Ambitious Sun King falls from grace
Suntech Power, the solar giant founded by Australian Shi Zhengrong, is teetering on the edge of bankruptcy because excessive growth in the industry triggered a global supply glut, according to the head of the company's Australian research arm.
Suntech may be declared as soon as Monday to be in default on $US541 million ($520 million) in convertible bonds initially due last Friday. The company had secured agreement from 63 per cent of bondholders to delay payment for two months, but others have indicated they may sue the firm.
A trustee administering the bonds sent Suntech a notice of default at the end of last week, Bloomberg reported, a move that would allow bondholders to take the company to court in the US. A default, if declared, would be the first by a mainland Chinese company.

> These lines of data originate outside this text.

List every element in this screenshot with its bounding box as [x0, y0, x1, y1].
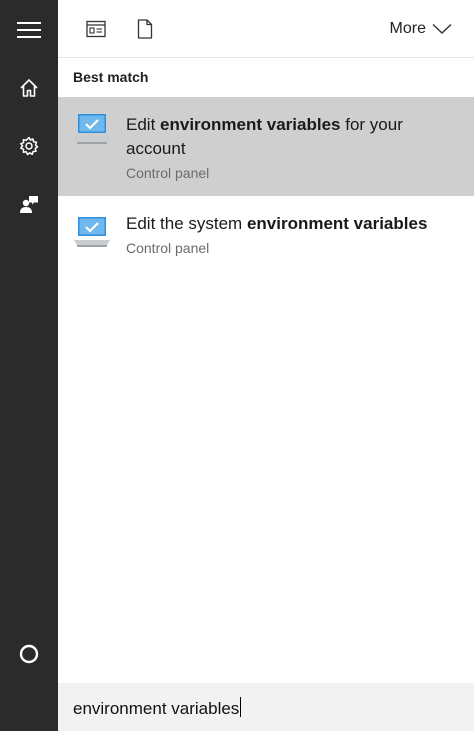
feedback-person-icon [20, 196, 38, 213]
result-title: Edit environment variables for your acco… [126, 115, 403, 158]
settings-button[interactable] [0, 118, 58, 174]
cortana-button[interactable] [0, 626, 58, 682]
home-button[interactable] [0, 60, 58, 116]
document-icon [137, 19, 153, 39]
filter-toolbar: More [58, 0, 474, 58]
feedback-button[interactable] [0, 176, 58, 232]
search-input[interactable]: environment variables [73, 697, 242, 719]
gear-icon [20, 136, 39, 156]
home-icon [20, 79, 38, 97]
chevron-down-icon [432, 23, 452, 34]
result-subtitle: Control panel [126, 240, 210, 256]
more-filters-button[interactable]: More [390, 17, 452, 41]
result-item-system-env-vars[interactable]: Edit the system environment variables Co… [58, 196, 474, 274]
left-rail [0, 0, 58, 731]
monitor-checkmark-icon [74, 217, 110, 247]
cortana-circle-icon [19, 644, 39, 664]
result-subtitle: Control panel [126, 165, 210, 181]
monitor-checkmark-icon [74, 114, 110, 144]
text-caret [240, 697, 242, 717]
hamburger-menu-icon [17, 22, 41, 38]
best-match-header: Best match [73, 69, 149, 85]
apps-filter-button[interactable] [81, 14, 111, 44]
result-item-account-env-vars[interactable]: Edit environment variables for your acco… [58, 97, 474, 196]
hamburger-menu-button[interactable] [0, 2, 58, 58]
documents-filter-button[interactable] [130, 14, 160, 44]
result-title: Edit the system environment variables [126, 214, 428, 233]
more-label: More [389, 20, 426, 37]
apps-filter-icon [86, 20, 106, 38]
search-box[interactable]: environment variables [58, 683, 474, 731]
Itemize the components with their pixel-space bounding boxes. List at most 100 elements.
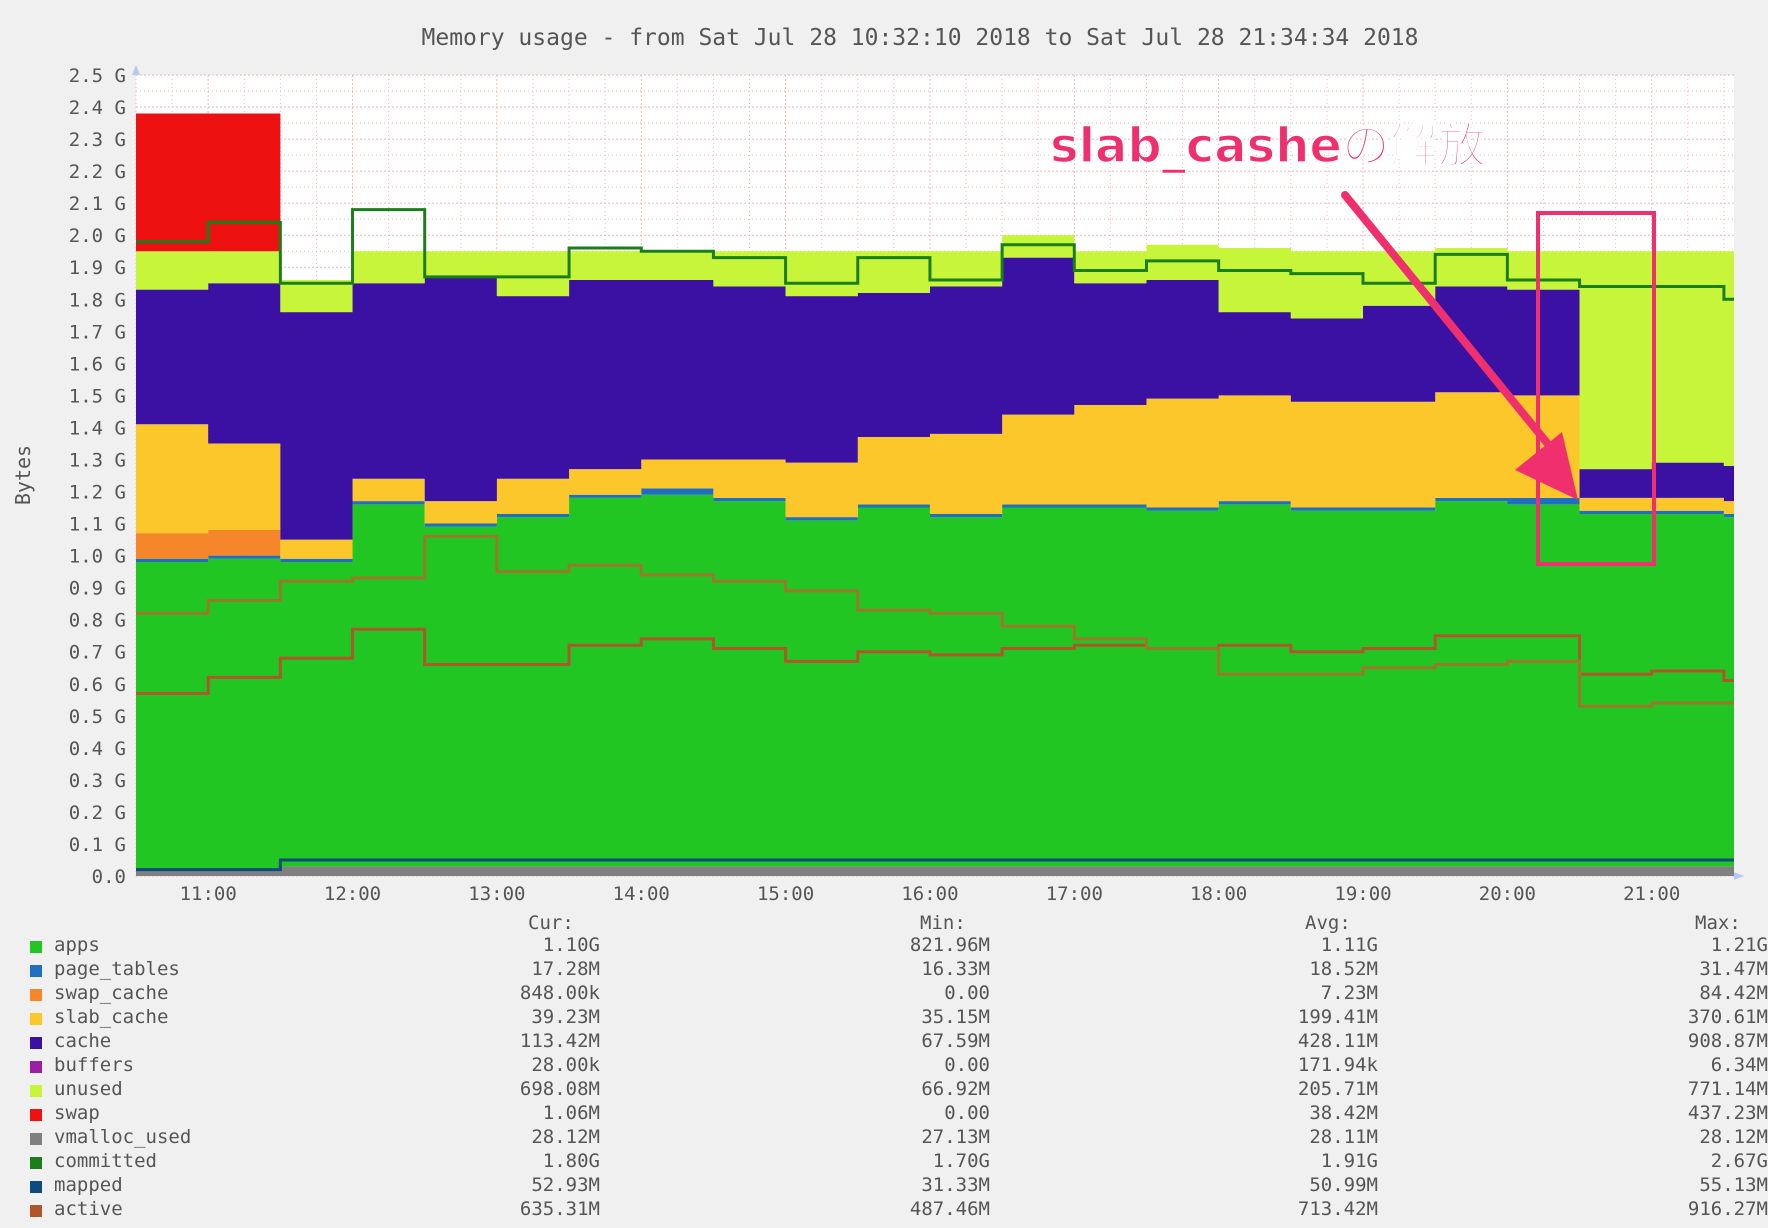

Suntech was founded by Dr Shi, who trained and worked at Sydney's University of NSW and took Australian citizenship before returning to China in 2001. The company, the first producer of solar panels to list on the New York stock exchange, soared in value to be worth $US16 billion at the end of 2007, making Dr Shi a multi-billionaire and earning him the sobriquet of the 'Sun King'. The shares have fallen more than 99 per cent from their highs.
Suntech has faced a slew of financial problems over the past year including possible fraud losses totalling more than $700 million. Senior management has been in turmoil, with Dr Shi stripped of his role as chief executive in August and then his chairmanship this month though he maintains the biggest share of Suntech at about 30 per cent. Dr Shi, who turns 50 on Monday, may see the entire value of his stock wiped out if the company is declared bankrupt.
Renate Egan, managing director for Suntech's Australian research and development unit, said Suntech - along with many of its rivals - exceeded ambitious growth targets.
"Suntech doubled every year for six or seven years and couldn't produce enough for the market," Dr Egan said. Employees went from 200 to 20,000 over that time.
Then the financial crisis struck in 2008-09, sapping credit for many of the buyers of solar PV just as supply had started to explode.
"Now supply far exceeds demand and everybody's competing on cost.
"It's an industry in its teenage years," Dr Egan said. "People expect a very static market for the next two years. It needs a few small [policy] changes and it will grow dramatically again."